LHC's ATLAS detector
A view inside the ATLAS detector. Physicists hope to use the detector to find and detail the Higgs boson, a particle believed to imbue more conventional matter with mass.
ATLAS beam pipe
ATLAS is one of the LHC's two general-purpose experiments. Here, the yellow crane holds the particle beam pipe that's being inserted into the detector.
Closing the ALICE doors
ALICE, one of the LHC's four major experiments, is designed to probe the high-energy past just after the Big Bang when quarks weren't confined within protons and neutrons as they are today.
CMS control center
Albert de Roeck, one of the CMS managers, calls up the latest experimental data from the Compact Muon Solenoid.
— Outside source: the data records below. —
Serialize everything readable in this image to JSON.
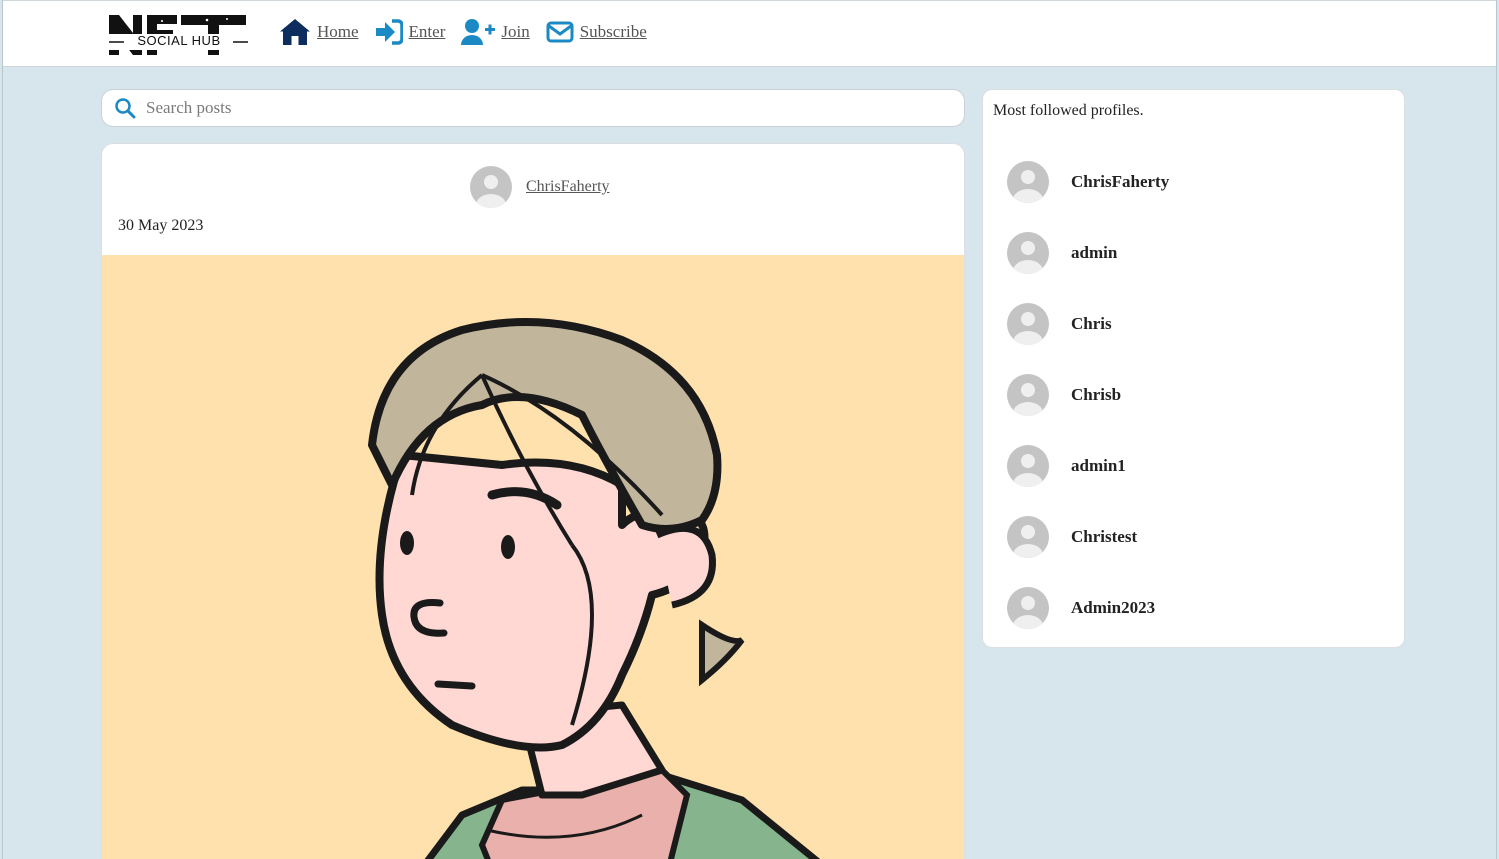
{
  "header": {
    "logo_text_top": "NFT",
    "logo_text_sub": "SOCIAL HUB",
    "nav": [
      {
        "label": "Home",
        "icon": "home-icon"
      },
      {
        "label": "Enter",
        "icon": "sign-in-icon"
      },
      {
        "label": "Join",
        "icon": "user-plus-icon"
      },
      {
        "label": "Subscribe",
        "icon": "envelope-icon"
      }
    ]
  },
  "search": {
    "placeholder": "Search posts",
    "icon": "search-icon"
  },
  "post": {
    "author": "ChrisFaherty",
    "date": "30 May 2023",
    "image_description_icon": "cartoon-portrait-image"
  },
  "sidebar": {
    "title": "Most followed profiles.",
    "profiles": [
      {
        "name": "ChrisFaherty"
      },
      {
        "name": "admin"
      },
      {
        "name": "Chris"
      },
      {
        "name": "Chrisb"
      },
      {
        "name": "admin1"
      },
      {
        "name": "Christest"
      },
      {
        "name": "Admin2023"
      }
    ]
  },
  "colors": {
    "page_bg": "#d6e6ec",
    "home_icon": "#0d2d5e",
    "nav_icon": "#1b8ac4",
    "image_bg": "#ffe1ad"
  }
}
CMS silicon tracking detector insertion
LHS experiments are assembled underground. Here, a silicon tracking detector--a cousin to an ordinary digital camera sensor--is inserted into one of the LHC's two general-purpose experiments, the CMS.
The World Wide Web's first server
CERN is where Tim Berners-Lee created the World Wide Web. This is the hand-written note on the side of the first Web server alerting staff not to switch it off.
In the LHC control center
Mirko Pojer, a physicist and the engineer in charge of LHC operations, explains properties of the LHC's two countercirculating proton beams.
Damaged LHC
In a September 2008 incident at the LHC, electrical current resistance heated this area until liquid helium burst into a gas, damaging the LHC and forcing a delay in operation and an amended design.
LHC magnet junction
This shot shows the exposed innards of a junction between two superconducting magnet sections at the LHC. The electrical bus connection toward the upper right failed in September 2008, overheating and causing a serious operational incident.
CERN celebration
It's customary to celebrate milestones at CERN. Here are some of the leftover bottles.
ATLAS mural
The exterior of the Atlas control center at CERN is spruced up with physics-appropriate artwork.
Globe of Science and Innovation
The Globe of Science and Innovation has no scientific function, but the center is a distinctive CERN landmark.
Magnet assembly
This magnet assembly, above ground and not in use, shows how the LHC fits within its underground cavern.
LHC sprawl
The LHC, which fits into the underground tunnel used by an earlier accelerator at CERN, is 27 kilometers in circumference. For scale, the Geneva airport is at the far end of the circle in this shot and the Alps are in the distance.
Last LHC connection--for a time
A 2007 photo shows a worker making the final connections in the LHC ring. Some of the work will be redone after a planned shutdown before the accelerator is run at full power.